Asli kurucu iktidar ve tali kurucu iktidar ayrımını "olan" üzerinden değerlendirip, geçmişin halk düşmanı pratikleriyle anayasa yapan güçlerin iktidarını ve yaptıkları anayasayı dokunulmaz kılmak ve meşrulaştırmak şeklindeki görüşler de bulunduğuna dikkati çeken Uçum, şöyle konuştu:
"Bu yaklaşıma göre darbeciler yargılanabilir ama yaptıkları anayasalar içeriği tümden değiştirilse bile bir kabuk olarak sonsuza kadar varlığını sürdürür. Yani bunlara göre savaş, darbe ve parçalanma olmadan bunların sonucunda sınırsız bir iktidar ortaya çıkmadan ve bir hukuk boşluğu doğmadan yeni anayasa yapacak asli bir kurucu iktidar asla ortaya çıkmaz. Bu bakış açısı bir ülkeyi ve halkı ya darbe anayasasına mahkum etme ya da şiddet ve kaosu tek yol olarak gösterme yaklaşımıdır. Aynı zamanda bir pozitif hukuk fetişizmi olan böyle bir görüşün kabul edilmesi mümkün değildir.

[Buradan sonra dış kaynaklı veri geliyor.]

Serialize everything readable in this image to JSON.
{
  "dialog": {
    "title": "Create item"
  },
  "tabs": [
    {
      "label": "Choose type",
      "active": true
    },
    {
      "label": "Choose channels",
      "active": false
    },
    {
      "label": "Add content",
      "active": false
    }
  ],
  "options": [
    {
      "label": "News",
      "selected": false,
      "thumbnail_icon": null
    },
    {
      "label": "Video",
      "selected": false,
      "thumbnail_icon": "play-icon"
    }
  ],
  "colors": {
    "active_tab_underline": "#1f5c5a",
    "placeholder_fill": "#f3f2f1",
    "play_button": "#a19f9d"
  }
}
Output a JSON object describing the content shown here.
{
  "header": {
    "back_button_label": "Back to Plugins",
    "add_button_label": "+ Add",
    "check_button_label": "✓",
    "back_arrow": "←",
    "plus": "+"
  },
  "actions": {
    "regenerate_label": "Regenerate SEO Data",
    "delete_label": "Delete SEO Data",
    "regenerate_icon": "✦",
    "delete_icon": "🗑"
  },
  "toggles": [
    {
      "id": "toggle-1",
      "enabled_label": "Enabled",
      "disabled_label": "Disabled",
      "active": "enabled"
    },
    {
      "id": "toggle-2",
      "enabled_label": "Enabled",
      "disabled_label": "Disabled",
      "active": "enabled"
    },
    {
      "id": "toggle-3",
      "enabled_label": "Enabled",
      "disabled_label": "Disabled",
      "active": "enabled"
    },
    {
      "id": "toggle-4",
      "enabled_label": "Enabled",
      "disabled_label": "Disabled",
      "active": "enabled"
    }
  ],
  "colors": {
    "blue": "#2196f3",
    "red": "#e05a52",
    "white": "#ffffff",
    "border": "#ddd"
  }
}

Demokraside karar kılmış ve yeni anayasa yapımını on yıllardır sürekli gündem haline getirmiş Türkiye Cumhuriyeti, milli egemenlik ilkesine uygun olarak halkın iradesinin tecelli ettiği TBMM eliyle yeni anayasa yapmaya muktedirdir. TBMM'de birçok fonksiyon vardır. Bunlardan kanun çıkarma ve mevcut anayasada değişiklik yapma fonksiyonları kurumsal, yani mevcut anayasa tarafından tanımlanmış hukuksal fonksiyonlardır. Ancak TBMM'de doğal hukuku kapsayan ama pozitif hukukun üstünde bir yere sahip olan bir fonksiyon daha vardır. Bu fonksiyon sosyolojiktir. TBMM halkın seçmen sıfatıyla kullandığı oylarla temsil yetkisini verdiği ve bunun doğrudan ve görgül olarak saptandığı en üst mercidir."